I risultati elettorali contraddicono la strategia di Pedro Sánchez. Il PP si consolida come secondo partito e alternativa al PSOE. Il crollo di Ciudadanos elimina una possibile strada di governo riducendo sostanzialmente a due le scelte per formare un esecutivo. Un accordo con UP, adesso ancor più dipendente dal gioco di astensioni benigne e voti a favore dalle file dei partiti nazionalisti baschi e di una parte almeno, Esquerra republicana de Catalunya, dell’indipendentismo catalano. Oppure un’operazione di “concertazione nazionale” col Partido popular.

La prima è un’impresa che pareva già molto difficile quattro mesi fa e ora appare quasi impossibile, la seconda costituirebbe una novità dalle conseguenze imprevedibili. Per quanto dal PSOE sia arrivato l’annuncio della riapertura del dialogo con UP, e già nel discorso alla folla della notte dei risultati Sánchez proponeva un governo progressista «guidato» dal PSOE, suggerendo quindi un esecutivo di coalizione, il cammino sembra ora più difficile, con l’auge delle destre e le tensioni fra gli indipendentisti catalani mai così alte. Eppure, quella coalizione negata qualche mese fa potrebbe essere per il segretario l’unica chance di non cadere nelle mani dei popolari, con Casado che potrebbe anche chiedere un suo passo indietro per consentire il varo di un esecutivo socialista, riaprendo spazi per le minoranze nelle lotte interne al PSOE.

La notte dei risultati la militanza gridava al segretario socialista «Con Iglesias sì, con Casado no!», conducendoci verso le incognite che un accordo coi popolari porterebbe con sé. Per quanto politica e media alzino la tensione, la questione catalana non viene vissuta come tale da giustificare la formazione di un fronte “costituzionalista”. Non avvenne col terrorismo basco, quando maggioranze e opposizioni fecero fronte comune con la politica dei Patti di Stato. Il mandato a Sánchez per un governo delle sinistre uscito dalle urne il 28 aprile era anche per riportare alla politica un conflitto da questa colpevolmente delegato alla giustizia.

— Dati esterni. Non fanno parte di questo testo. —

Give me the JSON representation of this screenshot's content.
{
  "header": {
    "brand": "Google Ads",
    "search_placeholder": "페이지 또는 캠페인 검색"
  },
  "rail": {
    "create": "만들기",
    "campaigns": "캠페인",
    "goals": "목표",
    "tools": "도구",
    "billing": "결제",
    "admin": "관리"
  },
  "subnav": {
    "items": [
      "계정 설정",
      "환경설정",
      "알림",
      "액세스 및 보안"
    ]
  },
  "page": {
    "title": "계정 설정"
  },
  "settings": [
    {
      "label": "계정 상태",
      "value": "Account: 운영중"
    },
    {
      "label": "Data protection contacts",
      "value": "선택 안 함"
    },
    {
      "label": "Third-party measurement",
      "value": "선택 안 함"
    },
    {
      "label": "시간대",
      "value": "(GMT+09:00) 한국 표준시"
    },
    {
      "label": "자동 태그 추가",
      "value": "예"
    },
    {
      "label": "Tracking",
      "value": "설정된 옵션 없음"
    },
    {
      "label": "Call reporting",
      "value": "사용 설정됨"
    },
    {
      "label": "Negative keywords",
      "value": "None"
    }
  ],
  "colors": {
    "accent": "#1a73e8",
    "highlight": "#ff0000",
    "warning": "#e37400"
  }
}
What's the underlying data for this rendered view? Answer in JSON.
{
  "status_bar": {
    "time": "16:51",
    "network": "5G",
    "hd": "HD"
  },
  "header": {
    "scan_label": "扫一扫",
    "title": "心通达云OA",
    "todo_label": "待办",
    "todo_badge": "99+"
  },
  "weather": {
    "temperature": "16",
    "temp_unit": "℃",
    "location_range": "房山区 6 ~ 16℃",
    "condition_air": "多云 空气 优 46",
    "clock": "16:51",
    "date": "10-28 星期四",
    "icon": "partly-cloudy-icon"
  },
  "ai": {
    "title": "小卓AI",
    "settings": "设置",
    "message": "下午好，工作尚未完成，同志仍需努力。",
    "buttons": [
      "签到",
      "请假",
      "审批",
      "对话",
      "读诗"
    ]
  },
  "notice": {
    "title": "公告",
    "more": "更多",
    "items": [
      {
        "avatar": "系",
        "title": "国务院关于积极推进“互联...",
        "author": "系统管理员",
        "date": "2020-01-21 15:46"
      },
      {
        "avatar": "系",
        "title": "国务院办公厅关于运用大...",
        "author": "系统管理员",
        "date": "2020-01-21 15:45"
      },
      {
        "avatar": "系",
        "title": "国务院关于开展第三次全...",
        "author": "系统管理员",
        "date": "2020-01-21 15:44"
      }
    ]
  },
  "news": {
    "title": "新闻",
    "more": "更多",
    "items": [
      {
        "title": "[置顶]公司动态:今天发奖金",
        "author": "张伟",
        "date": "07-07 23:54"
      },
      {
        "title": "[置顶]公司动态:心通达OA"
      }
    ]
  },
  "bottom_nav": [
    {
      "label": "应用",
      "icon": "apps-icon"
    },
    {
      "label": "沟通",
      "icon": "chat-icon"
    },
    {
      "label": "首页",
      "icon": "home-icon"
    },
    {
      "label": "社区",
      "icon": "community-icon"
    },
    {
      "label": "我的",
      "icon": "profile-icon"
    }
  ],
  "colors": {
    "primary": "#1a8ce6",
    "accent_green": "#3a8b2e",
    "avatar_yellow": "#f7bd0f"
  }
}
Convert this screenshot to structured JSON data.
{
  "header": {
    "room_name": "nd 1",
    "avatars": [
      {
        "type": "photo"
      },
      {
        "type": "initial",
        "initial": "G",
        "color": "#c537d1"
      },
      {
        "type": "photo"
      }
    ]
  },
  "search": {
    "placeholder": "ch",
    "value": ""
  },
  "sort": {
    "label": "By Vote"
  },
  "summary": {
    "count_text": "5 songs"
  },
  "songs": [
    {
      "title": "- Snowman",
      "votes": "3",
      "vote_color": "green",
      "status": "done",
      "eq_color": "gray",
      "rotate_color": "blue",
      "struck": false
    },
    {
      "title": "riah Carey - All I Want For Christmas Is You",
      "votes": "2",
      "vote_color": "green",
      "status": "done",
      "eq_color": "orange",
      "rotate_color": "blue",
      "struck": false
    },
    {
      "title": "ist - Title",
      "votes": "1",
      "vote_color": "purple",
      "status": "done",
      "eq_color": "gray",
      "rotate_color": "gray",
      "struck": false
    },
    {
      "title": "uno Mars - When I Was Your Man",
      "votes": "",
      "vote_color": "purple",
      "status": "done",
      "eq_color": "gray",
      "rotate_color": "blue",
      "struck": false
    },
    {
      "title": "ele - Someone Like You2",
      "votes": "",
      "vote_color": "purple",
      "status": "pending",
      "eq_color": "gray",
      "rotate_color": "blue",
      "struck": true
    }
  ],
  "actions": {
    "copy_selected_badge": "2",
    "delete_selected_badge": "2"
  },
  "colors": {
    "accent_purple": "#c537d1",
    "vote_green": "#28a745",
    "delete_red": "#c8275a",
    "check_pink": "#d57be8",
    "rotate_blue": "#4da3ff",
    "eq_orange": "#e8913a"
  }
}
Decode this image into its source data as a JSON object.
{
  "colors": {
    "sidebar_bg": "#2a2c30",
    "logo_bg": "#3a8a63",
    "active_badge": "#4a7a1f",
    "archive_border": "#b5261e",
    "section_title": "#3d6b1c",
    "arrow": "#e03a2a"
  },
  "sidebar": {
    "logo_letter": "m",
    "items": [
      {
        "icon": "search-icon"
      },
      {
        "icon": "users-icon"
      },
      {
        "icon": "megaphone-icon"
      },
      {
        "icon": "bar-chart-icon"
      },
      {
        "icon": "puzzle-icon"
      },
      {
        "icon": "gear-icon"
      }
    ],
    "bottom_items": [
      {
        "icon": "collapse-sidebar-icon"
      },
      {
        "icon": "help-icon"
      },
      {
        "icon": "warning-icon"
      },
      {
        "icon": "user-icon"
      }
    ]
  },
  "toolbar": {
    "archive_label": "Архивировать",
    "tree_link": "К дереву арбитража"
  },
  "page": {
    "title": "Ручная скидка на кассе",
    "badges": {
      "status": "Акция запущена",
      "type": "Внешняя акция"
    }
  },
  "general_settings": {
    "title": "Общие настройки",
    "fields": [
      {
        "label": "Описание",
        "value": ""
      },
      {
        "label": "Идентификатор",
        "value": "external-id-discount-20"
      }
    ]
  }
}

Il bilancio del voto è quindi amaro, malgrado la vittoria, per il segretario socialista anche se non tanto quanto lo è per Albert Rivera, il leader di Ciudadanos, giunto alla fine della sua parabola.

Gli arancioni hanno subito un tracollo peggiore di quanto annunciato dai sondaggi, passando da 57 a 10 deputati. Per rincorrere il sorpasso sui popolari, Rivera ha spostato sempre più a destra il suo asse, perdendo i tratti moderati che gli avevano consentito di pescare voti sia nel bacino elettorale socialista, soprattutto all’inizio del cammino, che in quello popolare. Appoggiato dalla grande stampa madrilena e benvoluto in molti circoli politici ed economici, in Spagna come a Bruxelles, Rivera era visto come la possibile alternativa “macroniana” al vecchio e corrotto sistema di potere del PP. Aver dilapidato questo capitale lo ha portato alle dimissioni e all’annuncio del ritiro dalla scena politica. Cosa sarà ora di Ciudadanos è tutto da vedere, a partire da come si muoverà Manuel Valls. L’ex capo del governo francese, presentato dagli arancioni come candidato sindaco indipendente a Barcellona, è entrato in rotta di collisione con Rivera sulla formazione della giunta barcellonese, deciso ad appoggiare con due transfughi l’investitura di Ada Colau, e sugli accordi con Vox, e potrebbe essere perno del tentativo di ricostruire un’offerta con ancora degli spazi elettorali.